迷ったときは自己判断だけで済ませず、勤務先の感染対策マニュアルやルールを確認し、必要に応じて担当者や上司へ相談しましょう。
「また手洗いだ…」も看護師の日常のひとコマ

「さっき手を洗ったばかりなのに!」
そう思った直後にまた用事が入り、必要なタイミングで再び手指衛生。
忙しい勤務では、そんなことが何度も重なる日もあります。
でも、回数そのものに振り回されるのではなく、そのとき必要な手指衛生をひとつずつ行っていくことが大切です。

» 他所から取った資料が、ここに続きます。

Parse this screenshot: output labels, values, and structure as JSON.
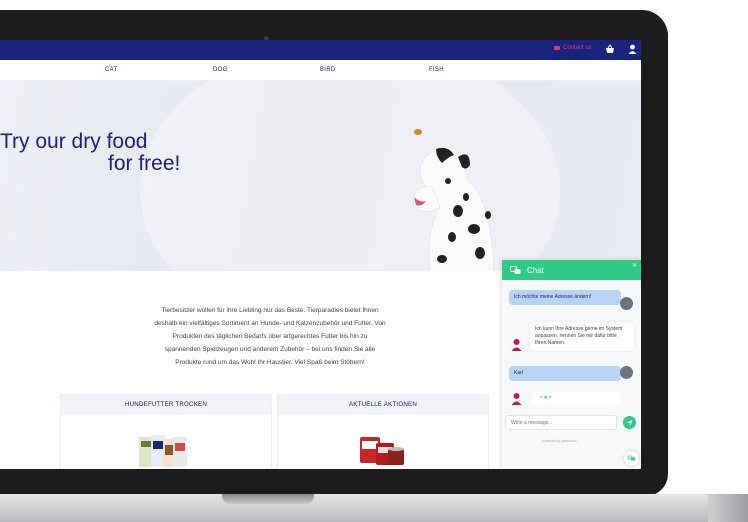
{
  "topbar": {
    "contact_label": "Contact us",
    "brand_color": "#1a237e",
    "accent_color": "#e53965"
  },
  "categories": [
    "CAT",
    "DOG",
    "BIRD",
    "FISH"
  ],
  "hero": {
    "line1": "Try our dry food",
    "line2": "for free!"
  },
  "intro": {
    "lines": [
      "Tierbesitzer wollen für ihre Liebling nur das Beste. Tierparadies bietet Ihnen",
      "deshalb ein vielfältiges Sortiment an Hunde- und Katzenzubehör und Futter. Von",
      "Produkten des täglichen Bedarfs über artgerechtes Futter bis hin zu",
      "spannenden Spielzeugen und anderem Zubehör – bei uns finden Sie alle",
      "Produkte rund um das Wohl Ihr Haustier. Viel Spaß beim Stöbern!"
    ]
  },
  "cards": [
    {
      "title": "HUNDEFUTTER TROCKEN"
    },
    {
      "title": "AKTUELLE AKTIONEN"
    }
  ],
  "chat": {
    "title": "Chat",
    "accent_color": "#2ecc87",
    "messages": [
      {
        "from": "user",
        "text": "Ich möchte meine Adresse ändern!"
      },
      {
        "from": "bot",
        "text": "Ich kann Ihre Adresse gerne im System anpassen, nennen Sie mir dafür bitte Ihren Namen."
      },
      {
        "from": "user",
        "text": "Karl"
      }
    ],
    "input_placeholder": "Write a message...",
    "powered_by": "powered by parlamind"
  },
  "icons": {
    "basket": "basket-icon",
    "user": "user-icon",
    "mail": "envelope-icon",
    "chat": "chat-icon",
    "send": "send-icon",
    "close": "close-icon"
  }
}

「まただ〜」と心の中で思うくらいは、看護師の日常のひとコマ。
今日も忙しい勤務、本当におつかれさまです。
今回のテーマになった、みなみ・こはる・ゆずの「手洗い後、なぜか用事が発生する。」4コマはこちらからどうぞ。

忙しいときほど、なぜか用事って重なるんですよね。
「今ちょうど手洗い終わったところなのに〜!」なんて思う日があっても、必要なことをひとつずつ。
完璧に全部をこなそうと焦らず、今日も安全第一でいきましょう。
ひだまり病棟のみんなも、今日も元気に勤務中です🌸
参考情報
この記事の手指衛生に関する一般的な情報は、WHO「My 5 Moments for Hand Hygiene」およびCDCの医療従事者向け手指衛生情報を参考にしています。実際の業務では勤務先の感染対策マニュアル・手順を確認してください。